Selon Foucault, le pouvoir est un rapport de forces. Vous noterez
que le terme de « force » ici, n’est pas écrit
au singulier. En effet, pour Michel Foucault le rapport de force
se conjugue toujours au pluriel. Car précisément,
tout rapport de forces est nécessairement un « rapport
de pouvoir ». On pourrait même dire avec Foucault qu’une
force est toujours en rapport avec une autre, ce qui la conduit
à n’avoir aucun autre objet ni aucun autre sujet que
la force elle-même. Toute force est alors déjà
un rapport, et ainsi un « pouvoir ».
La mort de l’homme
Voilà certainement une première bonne raison de relire
Foucault aujourd’hui. Certains ont cru l’enterrer il
y a vingt ans déjà, en le traitant par exemple, de
suppôt d’Hitler, (il est vrai que Foucault annonça,
à la fin de son ouvrage Les mots et les choses, la «
mort de l’homme », ce qu’on ne lui pardonna pas,
car, à cause d’une très mauvaise lecture de
ces pages prophétiques, on y vit une réelle offense
aux « droits de l’homme », alors qu’il n’annonçait
en réalité qu’une mort de l’homme comme
figure, comme pli du savoir ; une mise en cause de la référence
« homme » dans les sciences humaines exclusivement ;
un malentendu tout de même, qui poussa un psychanalyste, à
rapprocher Les mots et les choses de Mein Kampf) ou encore, en l’accusant
d’être l’éminent représentant d’une
technocratie structurale (certes, sa façon d’aborder
l’histoire de la pensée était nommée
par Foucault lui-même « archéologie » des
savoirs, mais de là à être bombardé au
rang de grand représentant du structuralisme, il y avait
tout de même un pas !). Néanmoins, c’est bien
dommage pour ces penseurs qui ne pensaient pas, mais leur haine
ne sut atteindre le travail de ce grand archiviste, dont la boite
à outil qu’il nous laissa à sa mort prématurée,
en 1984, est un réservoir de concepts et de conceptions novatrices
de termes-clés dont l’interprétation et la compréhension
nous semblaient jusque-là acquises.
Le pouvoir
Par exemple, dans plusieurs de ses ouvrages, notamment Surveiller
et punir, et La volonté de savoir, sa relecture du «
pouvoir » laisse à penser, voire nous en propose une
interprétation assez étonnante, et peu banale.
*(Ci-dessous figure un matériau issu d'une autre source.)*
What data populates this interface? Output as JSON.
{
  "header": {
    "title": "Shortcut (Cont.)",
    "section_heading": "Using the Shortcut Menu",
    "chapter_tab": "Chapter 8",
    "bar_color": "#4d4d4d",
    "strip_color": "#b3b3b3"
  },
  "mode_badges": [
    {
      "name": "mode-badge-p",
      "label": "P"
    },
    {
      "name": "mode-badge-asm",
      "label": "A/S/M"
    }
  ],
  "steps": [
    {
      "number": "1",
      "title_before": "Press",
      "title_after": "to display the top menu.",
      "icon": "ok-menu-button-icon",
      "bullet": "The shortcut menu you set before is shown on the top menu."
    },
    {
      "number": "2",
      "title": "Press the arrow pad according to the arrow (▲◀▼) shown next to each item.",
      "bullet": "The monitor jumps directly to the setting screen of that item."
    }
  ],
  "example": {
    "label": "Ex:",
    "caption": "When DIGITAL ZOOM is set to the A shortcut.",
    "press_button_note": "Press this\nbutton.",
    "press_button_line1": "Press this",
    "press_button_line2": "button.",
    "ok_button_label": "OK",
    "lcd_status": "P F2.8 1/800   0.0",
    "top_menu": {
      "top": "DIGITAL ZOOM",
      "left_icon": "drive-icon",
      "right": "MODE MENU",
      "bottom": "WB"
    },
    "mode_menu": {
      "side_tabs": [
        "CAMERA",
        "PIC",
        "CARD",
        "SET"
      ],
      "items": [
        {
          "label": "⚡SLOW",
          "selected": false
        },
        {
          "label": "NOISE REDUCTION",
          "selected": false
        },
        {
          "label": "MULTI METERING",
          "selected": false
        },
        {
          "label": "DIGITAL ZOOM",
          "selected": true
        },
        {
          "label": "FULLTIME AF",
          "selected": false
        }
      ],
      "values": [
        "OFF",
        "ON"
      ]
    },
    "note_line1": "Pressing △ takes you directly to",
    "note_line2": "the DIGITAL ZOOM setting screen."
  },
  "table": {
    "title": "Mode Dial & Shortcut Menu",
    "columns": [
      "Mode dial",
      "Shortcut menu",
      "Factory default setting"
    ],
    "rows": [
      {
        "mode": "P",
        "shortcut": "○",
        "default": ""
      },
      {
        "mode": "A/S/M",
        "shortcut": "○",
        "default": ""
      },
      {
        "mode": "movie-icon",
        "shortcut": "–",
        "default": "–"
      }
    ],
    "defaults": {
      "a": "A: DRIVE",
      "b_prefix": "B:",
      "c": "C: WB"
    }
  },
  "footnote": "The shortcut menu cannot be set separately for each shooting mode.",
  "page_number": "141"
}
Tout
d’abord, Michel Foucault étudie le pouvoir sur le plan
des processus mineurs qui cernent et investissent le corps. Quatre
investissements du corps par le pouvoir sont décrits dans
Surveiller et punir : premier investissement comme morceau d’espace
; deuxième comme noyau de comportements ; troisième
comme durée interne, et dernier comme somme de forces. Contre
toute attente, il ne s’agit donc plus, comme on le ferait
un peu trop précipitamment, d’étudier la question
du pouvoir sous l’angle de grandes interrogations autour de
la genèse de l’Etat ou les droits de la nature. A la
lecture de Foucault, on réalise que tout le travail du pouvoir
pour discipliner ses sujets s’opère autour d’une
très fine technique politique des corps : il s’agit
de rendre docile, de discipliner les individus sans que ces derniers
naturellement, ne s’en aperçoivent. On comprend alors
que le niveau d’analyse requis par Foucault n’est autre
qu’une « microphysique » du pouvoir.
Réguler
Foucault remarque également un effort du pouvoir pour quadriller
les corps, et les répartir dans l’espace. Il s’agit
d’éviter quoi qu’il en coûte le moindre
désordre au sein de la société. Alors chacun
doit être à sa place selon son rang, sa fonction, ses
forces, etc. Que ce soit à l’usine, à l’école,
à la caserne, le pouvoir doit contrôler l’activité,
en atteignant l’intériorité même du comportement,
jouant au niveau du geste dans sa matérialité la plus
intime ; il doit également combiner les corps afin d’en
extraire une utilité maximale. C’est ce qu’on
pourra appeler la combinaison des forces. Cela entraîne Foucault
à étudier les diverses techniques très méticuleuses
de pédagogie initiées par le pouvoir, et ses règles
très méticuleuses de dressages des individus dans
les diverses strates du corps social.
Il s’agit de normaliser la conduite du corps : dans les ateliers,
les écoles, les casernes, partout, les techniques disciplinaires
qui vont assurer cette normalisation mettent à l’œuvre
ce qu’on peut appeler une micropénalité.
Châtier le corps rebelle, le corps indocile. Le dissuader
de recommencer. De plus, cette micropénalité ne doit
pas être confondue avec les grands mécanismes judiciaires
étatiques, comme s’il n’existait qu’un
seul pouvoir, le pouvoir d’Etat, et le pouvoir politique.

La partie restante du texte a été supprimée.